A FEW weeks ago the French government made the headlines after deciding on a policy of ethnic cleansing. It wasn't ethnic cleansing on the Serbian scale. Nobody was killed and nobody was left starving. It was simply an act of linguistic cleansing. The French announced their decision to protect their language by putting severe restrictions on the import of Anglo-Saxon expressions, and moments later hordes of displaced idioms and homeless American business phrases were fleeing across the French border, dazed and desperate.

There was an immediate reaction all round the world. Everyone laughed. The spectacle of a major nation getting so nervous about its own language that it puts up trade barriers against other languages is, frankly, laughable, or at the very least not quite as tragic as death in Bosnia and starvation in Rwanda.

And the whole thing was exaggerated by our lack of sympathy with the French position. We in Britain have a quite different attitude to our own language. We are hardly even aware of it. When we import foreign expressions we don't sniff around them distrustfully - we leap on them and welcome them and immediately adopt them and forget that they were ever foreign, which is why there are so many foreign terms in English, like parka and anorak and en suite, and why we have let our language be swamped by Americanisms . . .

Even the Americans, not famous for their interest in other people's languages, would not enact laws against foreign phrases. Indeed, there was a piece in Monday's International Herald Tribune by an enlightened American called Nicholas D Kristof, who is learning Japanese prior to a journalistic stint in Tokyo. In this piece, Kristof said that English was too insular and should import far more foreign expressions and words, and gave a list of Japanese, Australian and even Indian phrases that he wanted to see imported. That man, I cannot help feeling, will never be a member of the French government.

Well, the French language ban came and went, and the only thing that happened in the dozy world of Anglo-Saxon talk, as far as I could tell, was that Anthony Steen MP, of whom I had not heard, put down a Commons motion calling for the banning of all French expressions in English. It was meant, I believe, as a joke. By parliamentary standards, no doubt, it was a good joke.

But it didn't reflect reality. The reality is that we have lots of French in our language, and it has done it nothing but good. The reality of the situation was better reflected by the Tom Stoppard play Dirty Linen, in which the first five minutes of dialogue is all in French, but in French that is currently used in English, so that anyone educated could understand what was going on, even if he thought he couldn't speak French.

Nevertheless, the thirst for revenge against the French that Mr Steen MP represents, in his own small way, is a worthy motive.
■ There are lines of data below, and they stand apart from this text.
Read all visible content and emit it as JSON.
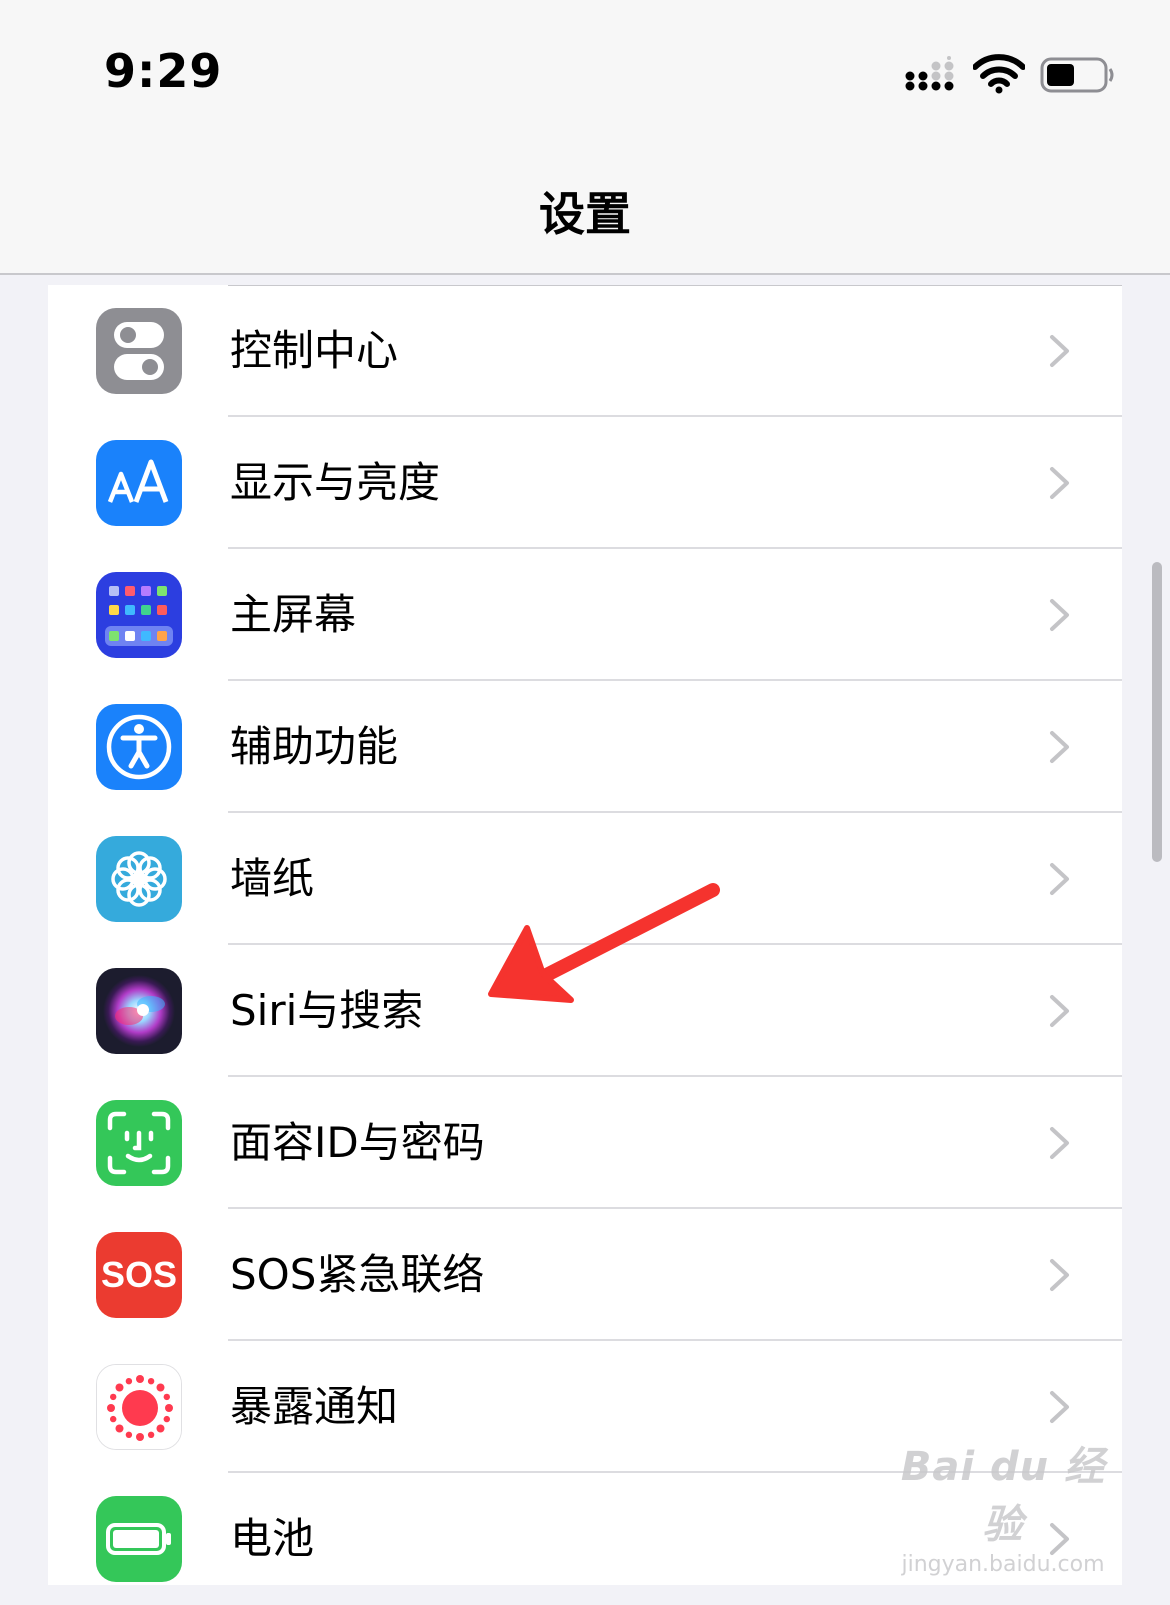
{
  "status_bar": {
    "time": "9:29"
  },
  "nav": {
    "title": "设置"
  },
  "settings_items": [
    {
      "label": "控制中心",
      "icon": "control-center-icon",
      "icon_color": "#8e8e93"
    },
    {
      "label": "显示与亮度",
      "icon": "display-brightness-icon",
      "icon_color": "#1a82fb"
    },
    {
      "label": "主屏幕",
      "icon": "home-screen-icon",
      "icon_color": "#2c3ee0"
    },
    {
      "label": "辅助功能",
      "icon": "accessibility-icon",
      "icon_color": "#1a82fb"
    },
    {
      "label": "墙纸",
      "icon": "wallpaper-icon",
      "icon_color": "#35aadc"
    },
    {
      "label": "Siri与搜索",
      "icon": "siri-icon",
      "icon_color": "#1c1c2e"
    },
    {
      "label": "面容ID与密码",
      "icon": "face-id-icon",
      "icon_color": "#34c759"
    },
    {
      "label": "SOS紧急联络",
      "icon": "sos-icon",
      "icon_color": "#eb3b30",
      "icon_text": "SOS"
    },
    {
      "label": "暴露通知",
      "icon": "exposure-notification-icon",
      "icon_color": "#ff3a4f"
    },
    {
      "label": "电池",
      "icon": "battery-settings-icon",
      "icon_color": "#34c759"
    }
  ],
  "annotation": {
    "icon": "red-arrow-icon",
    "color": "#f5332e"
  },
  "watermark": {
    "logo": "Bai du 经验",
    "url": "jingyan.baidu.com"
  }
}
Resentment against the French has governed much of our history. It wouldn't have been the same, somehow, if we had defeated the Prussians at Trafalgar or fought it out with the Italians for control of Canada. I'm not saying it wouldn't have been fun; I'm just saying it wouldn't have been the same.
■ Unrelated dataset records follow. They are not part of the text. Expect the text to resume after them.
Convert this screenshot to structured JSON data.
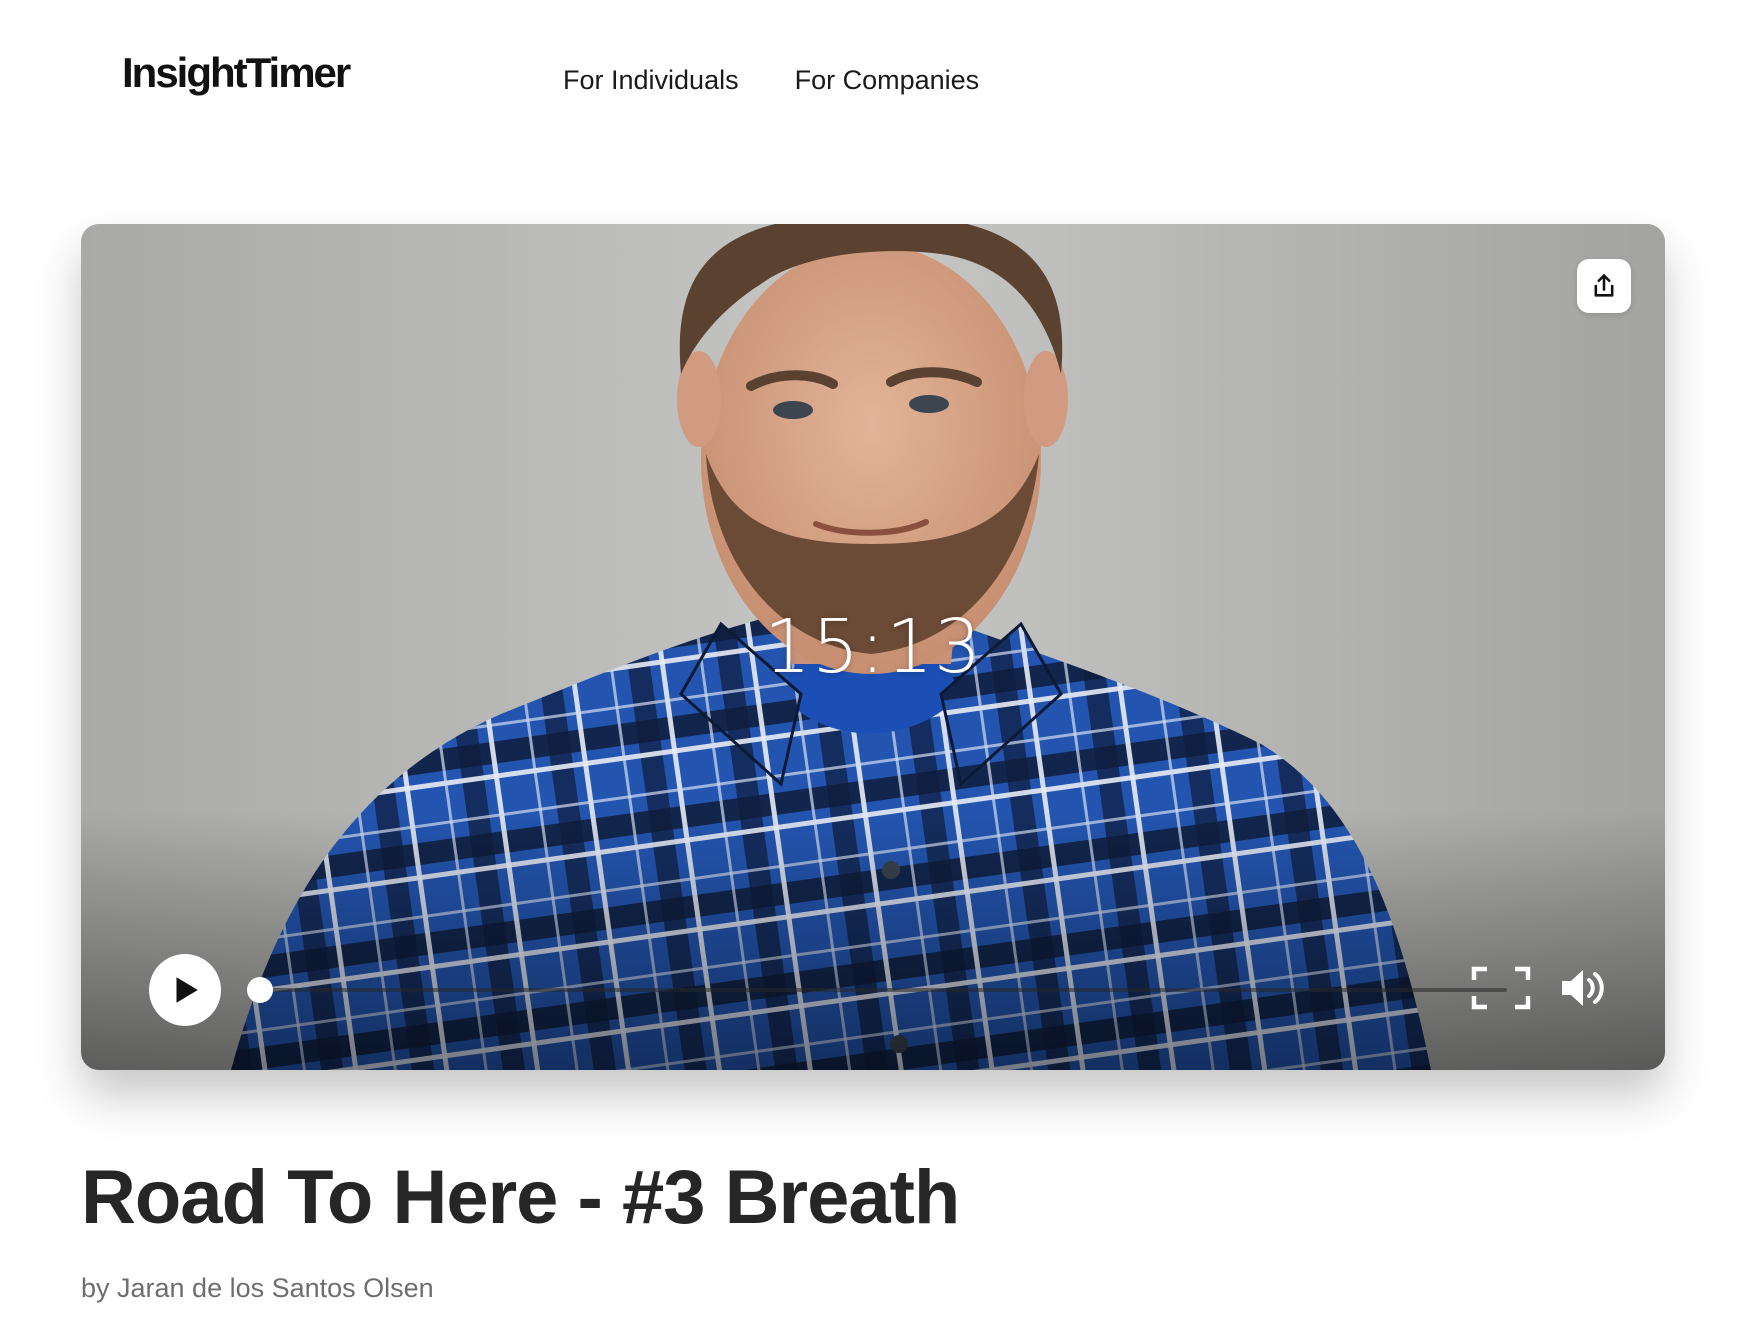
{
  "header": {
    "logo_text": "InsightTimer",
    "nav": [
      {
        "label": "For Individuals"
      },
      {
        "label": "For Companies"
      }
    ]
  },
  "player": {
    "timer": "15:13",
    "progress": 0.01,
    "share_icon": "share-upload-icon",
    "play_icon": "play-icon",
    "fullscreen_icon": "fullscreen-icon",
    "volume_icon": "volume-icon"
  },
  "track": {
    "title": "Road To Here - #3 Breath",
    "author": "by Jaran de los Santos Olsen"
  },
  "colors": {
    "background": "#ffffff",
    "title_text": "#262626",
    "author_text": "#6e6e6e",
    "shirt_blue": "#1f4fa8",
    "wall_grey": "#b9b9b8"
  }
}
(And let us not forget that there are times when we and the French are on the same side. I think it would be true to say that if France were to play New Zealand at rugby, and we were to watch the match, there would be some deep, noble spirit within us which would want the New Zealanders to get their noses rubbed in it. Why, only the other day France thrashed the All Blacks on New Zealand soil, twice in a row, and I could not find it in me to feel sad.)
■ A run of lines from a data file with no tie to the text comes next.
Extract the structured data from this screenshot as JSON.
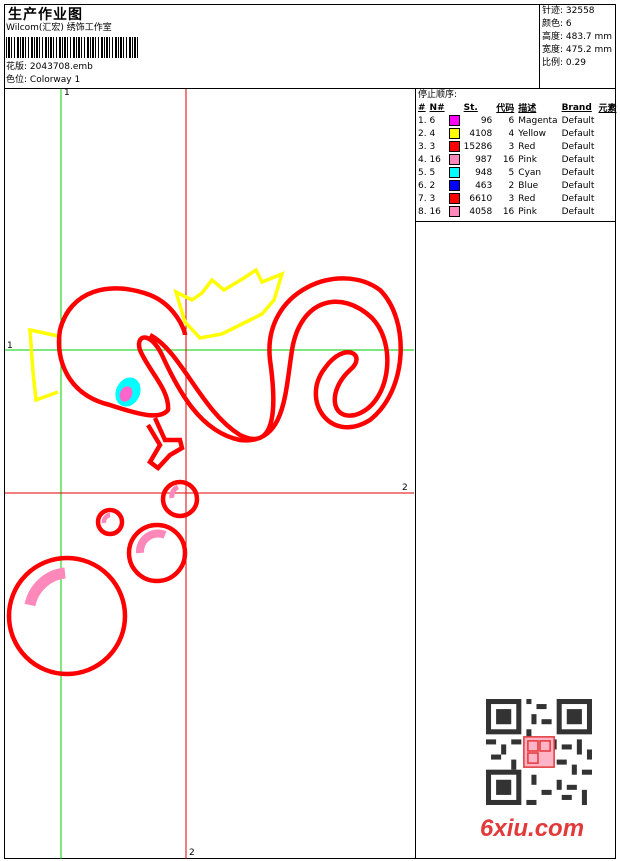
{
  "header": {
    "title": "生产作业图",
    "company": "Wilcom(汇宏) 绣饰工作室",
    "design_label": "花版:",
    "design_value": "2043708.emb",
    "colorway_label": "色位:",
    "colorway_value": "Colorway 1"
  },
  "stats": {
    "stitches": "针迹: 32558",
    "colors": "颜色: 6",
    "height": "高度: 483.7 mm",
    "width": "宽度: 475.2 mm",
    "scale": "比例: 0.29"
  },
  "sequence": {
    "title": "停止顺序:",
    "headers": [
      "#",
      "N#",
      "St.",
      "代码",
      "描述",
      "Brand",
      "元素"
    ],
    "rows": [
      {
        "idx": "1. 6",
        "color": "#ff00ff",
        "st": "96",
        "code": "6",
        "desc": "Magenta",
        "brand": "Default"
      },
      {
        "idx": "2. 4",
        "color": "#ffff00",
        "st": "4108",
        "code": "4",
        "desc": "Yellow",
        "brand": "Default"
      },
      {
        "idx": "3. 3",
        "color": "#ff0000",
        "st": "15286",
        "code": "3",
        "desc": "Red",
        "brand": "Default"
      },
      {
        "idx": "4. 16",
        "color": "#ff88bb",
        "st": "987",
        "code": "16",
        "desc": "Pink",
        "brand": "Default"
      },
      {
        "idx": "5. 5",
        "color": "#00ffff",
        "st": "948",
        "code": "5",
        "desc": "Cyan",
        "brand": "Default"
      },
      {
        "idx": "6. 2",
        "color": "#0000ff",
        "st": "463",
        "code": "2",
        "desc": "Blue",
        "brand": "Default"
      },
      {
        "idx": "7. 3",
        "color": "#ff0000",
        "st": "6610",
        "code": "3",
        "desc": "Red",
        "brand": "Default"
      },
      {
        "idx": "8. 16",
        "color": "#ff88bb",
        "st": "4058",
        "code": "16",
        "desc": "Pink",
        "brand": "Default"
      }
    ]
  },
  "guides": {
    "v1": "1",
    "h1": "1",
    "v2": "2",
    "h2": "2"
  },
  "watermark": {
    "brand": "6xiu.com"
  },
  "colors": {
    "guide_green": "#00cc00",
    "guide_red": "#dd0000",
    "thread_red": "#ff0000",
    "thread_yellow": "#ffff00",
    "thread_pink": "#ff88bb",
    "thread_cyan": "#00ffff"
  }
}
However, there is still that lingering, residual desire for revenge against the French, and I am proud to say that we are about to achieve that revenge. I recently received a cutting from a Brussels correspondent of mine with the glamorous name of Nika. The cutting was in French. Here is what it said:

'Peter Mayle made the whole world laugh with A Year in Provence. Now at last it is translated into French.'

Yes, the French are about to get the whole horror of the Peter Mayle experience. With any luck they will have to suffer the TV programmes, too. If that is not revenge, I don't know what is.